It’s a question that just about every English learner has asked: “Are there any English words that have no vowels?”
The answer to this depends what you mean by “vowel” and “word.”
In this article, we explain what vowel means and how English words without vowels can—and do!—exist. We also talk about the examples that some people may or may not believe are actually words.
Are there words with no vowels?
There are two things we mean by the word vowel: a speech sound made with the vocal tract open, or a letter of the alphabet standing for a spoken vowel.

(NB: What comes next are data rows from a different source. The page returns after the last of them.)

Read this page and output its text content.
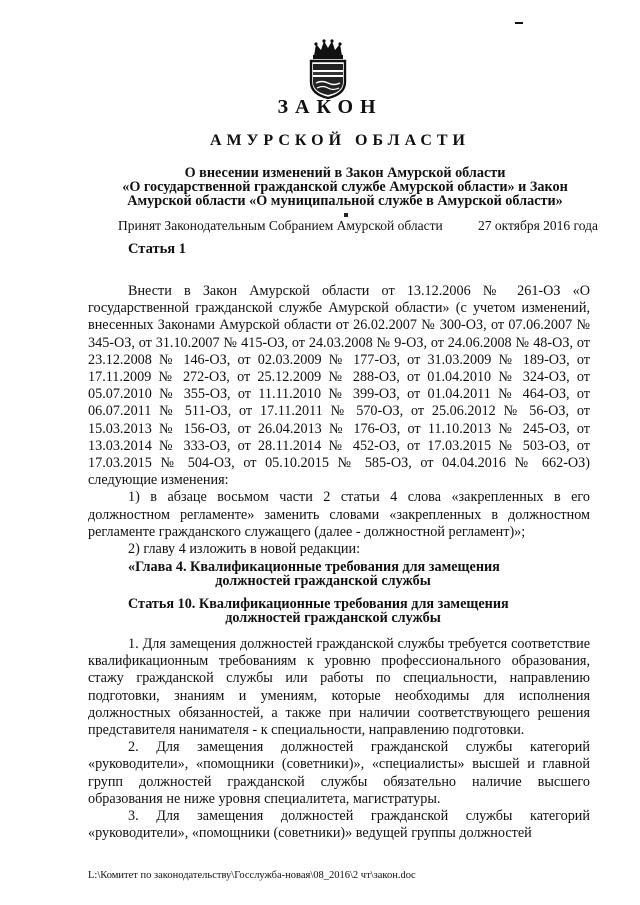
ЗАКОН
АМУРСКОЙ ОБЛАСТИ
О внесении изменений в Закон Амурской области
«О государственной гражданской службе Амурской области» и Закон
Амурской области «О муниципальной службе в Амурской области»
Принят Законодательным Собранием Амурской области	27 октября 2016 года
Статья 1

Внести в Закон Амурской области от 13.12.2006 № 261-ОЗ «О государственной гражданской службе Амурской области» (с учетом изменений, внесенных Законами Амурской области от 26.02.2007 № 300-ОЗ, от 07.06.2007 № 345-ОЗ, от 31.10.2007 № 415-ОЗ, от 24.03.2008 № 9-ОЗ, от 24.06.2008 № 48-ОЗ, от 23.12.2008 № 146-ОЗ, от 02.03.2009 № 177-ОЗ, от 31.03.2009 № 189-ОЗ, от 17.11.2009 № 272-ОЗ, от 25.12.2009 № 288-ОЗ, от 01.04.2010 № 324-ОЗ, от 05.07.2010 № 355-ОЗ, от 11.11.2010 № 399-ОЗ, от 01.04.2011 № 464-ОЗ, от 06.07.2011 № 511-ОЗ, от 17.11.2011 № 570-ОЗ, от 25.06.2012 № 56-ОЗ, от 15.03.2013 № 156-ОЗ, от 26.04.2013 № 176-ОЗ, от 11.10.2013 № 245-ОЗ, от 13.03.2014 № 333-ОЗ, от 28.11.2014 № 452-ОЗ, от 17.03.2015 № 503-ОЗ, от 17.03.2015 № 504-ОЗ, от 05.10.2015 № 585-ОЗ, от 04.04.2016 № 662-ОЗ) следующие изменения:

1) в абзаце восьмом части 2 статьи 4 слова «закрепленных в его должностном регламенте» заменить словами «закрепленных в должностном регламенте гражданского служащего (далее - должностной регламент)»;

2) главу 4 изложить в новой редакции:

«Глава 4. Квалификационные требования для замещения
должностей гражданской службы
Статья 10. Квалификационные требования для замещения
должностей гражданской службы

1. Для замещения должностей гражданской службы требуется соответствие квалификационным требованиям к уровню профессионального образования, стажу гражданской службы или работы по специальности, направлению подготовки, знаниям и умениям, которые необходимы для исполнения должностных обязанностей, а также при наличии соответствующего решения представителя нанимателя - к специальности, направлению подготовки.

2. Для замещения должностей гражданской службы категорий «руководители», «помощники (советники)», «специалисты» высшей и главной групп должностей гражданской службы обязательно наличие высшего образования не ниже уровня специалитета, магистратуры.

3. Для замещения должностей гражданской службы категорий «руководители», «помощники (советники)» ведущей группы должностей

L:\Комитет по законодательству\Госслужба-новая\08_2016\2 чт\закон.doc
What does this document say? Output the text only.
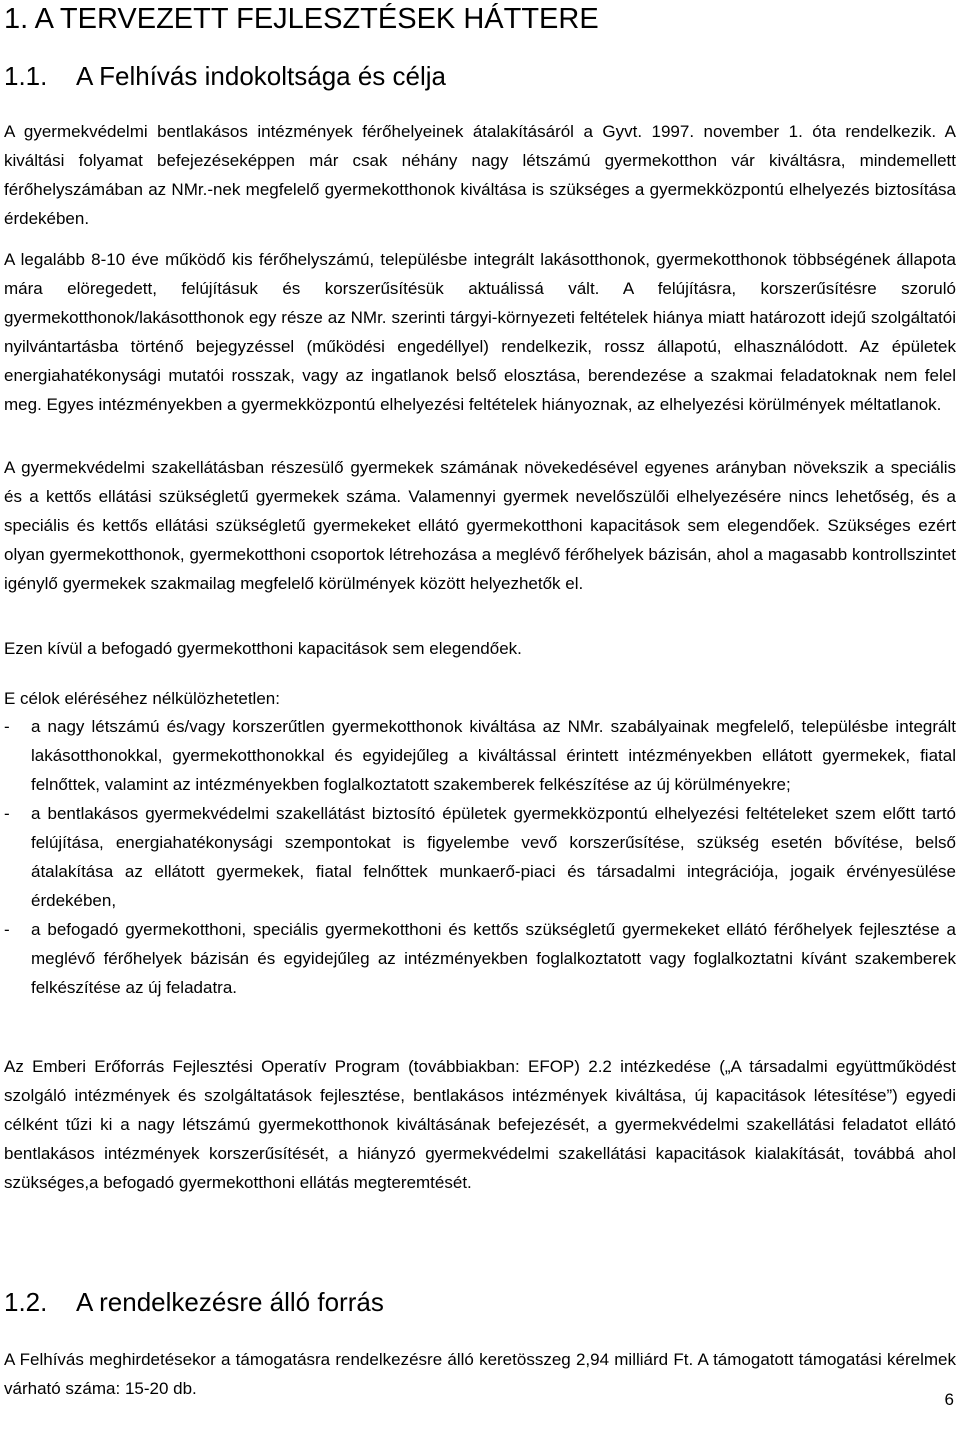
1. A TERVEZETT FEJLESZTÉSEK HÁTTERE
1.1. A Felhívás indokoltsága és célja

A gyermekvédelmi bentlakásos intézmények férőhelyeinek átalakításáról a Gyvt. 1997. november 1. óta rendelkezik. A kiváltási folyamat befejezéseképpen már csak néhány nagy létszámú gyermekotthon vár kiváltásra, mindemellett férőhelyszámában az NMr.-nek megfelelő gyermekotthonok kiváltása is szükséges a gyermekközpontú elhelyezés biztosítása érdekében.

A legalább 8-10 éve működő kis férőhelyszámú, településbe integrált lakásotthonok, gyermekotthonok többségének állapota mára elöregedett, felújításuk és korszerűsítésük aktuálissá vált. A felújításra, korszerűsítésre szoruló gyermekotthonok/lakásotthonok egy része az NMr. szerinti tárgyi-környezeti feltételek hiánya miatt határozott idejű szolgáltatói nyilvántartásba történő bejegyzéssel (működési engedéllyel) rendelkezik, rossz állapotú, elhasználódott. Az épületek energiahatékonysági mutatói rosszak, vagy az ingatlanok belső elosztása, berendezése a szakmai feladatoknak nem felel meg. Egyes intézményekben a gyermekközpontú elhelyezési feltételek hiányoznak, az elhelyezési körülmények méltatlanok.

A gyermekvédelmi szakellátásban részesülő gyermekek számának növekedésével egyenes arányban növekszik a speciális és a kettős ellátási szükségletű gyermekek száma. Valamennyi gyermek nevelőszülői elhelyezésére nincs lehetőség, és a speciális és kettős ellátási szükségletű gyermekeket ellátó gyermekotthoni kapacitások sem elegendőek. Szükséges ezért olyan gyermekotthonok, gyermekotthoni csoportok létrehozása a meglévő férőhelyek bázisán, ahol a magasabb kontrollszintet igénylő gyermekek szakmailag megfelelő körülmények között helyezhetők el.

Ezen kívül a befogadó gyermekotthoni kapacitások sem elegendőek.

E célok eléréséhez nélkülözhetetlen:

- a nagy létszámú és/vagy korszerűtlen gyermekotthonok kiváltása az NMr. szabályainak megfelelő, településbe integrált lakásotthonokkal, gyermekotthonokkal és egyidejűleg a kiváltással érintett intézményekben ellátott gyermekek, fiatal felnőttek, valamint az intézményekben foglalkoztatott szakemberek felkészítése az új körülményekre;
- a bentlakásos gyermekvédelmi szakellátást biztosító épületek gyermekközpontú elhelyezési feltételeket szem előtt tartó felújítása, energiahatékonysági szempontokat is figyelembe vevő korszerűsítése, szükség esetén bővítése, belső átalakítása az ellátott gyermekek, fiatal felnőttek munkaerő-piaci és társadalmi integrációja, jogaik érvényesülése érdekében,
- a befogadó gyermekotthoni, speciális gyermekotthoni és kettős szükségletű gyermekeket ellátó férőhelyek fejlesztése a meglévő férőhelyek bázisán és egyidejűleg az intézményekben foglalkoztatott vagy foglalkoztatni kívánt szakemberek felkészítése az új feladatra.

Az Emberi Erőforrás Fejlesztési Operatív Program (továbbiakban: EFOP) 2.2 intézkedése („A társadalmi együttműködést szolgáló intézmények és szolgáltatások fejlesztése, bentlakásos intézmények kiváltása, új kapacitások létesítése”) egyedi célként tűzi ki a nagy létszámú gyermekotthonok kiváltásának befejezését, a gyermekvédelmi szakellátási feladatot ellátó bentlakásos intézmények korszerűsítését, a hiányzó gyermekvédelmi szakellátási kapacitások kialakítását, továbbá ahol szükséges,a befogadó gyermekotthoni ellátás megteremtését.

1.2. A rendelkezésre álló forrás

A Felhívás meghirdetésekor a támogatásra rendelkezésre álló keretösszeg 2,94 milliárd Ft. A támogatott támogatási kérelmek várható száma: 15-20 db.

6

Cwm and crwth do not contain the letters a, e, i, o, u, or y, the usual vowels (that is, the usual symbols that stand for vowel sounds) in English. But in those words the letter w simply serves instead, standing for the same sound that oo stands for in the words boom and booth. Dr., nth (as in “to the nth degree”), and TV also do not contain any vowel symbols, but they, like cwm and crwth, do contain vowel sounds.
Shh, psst, and hmm do not have vowels, either vowel symbols or vowel sounds. There is some controversy whether they are in fact “words,” however. But if a word is “the smallest unit of grammar that can stand alone as a complete utterance, separated by spaces in written language and potentially by pauses in speech,” then those do qualify. Psst, though, is the only one that appears in the Oxford English Dictionary.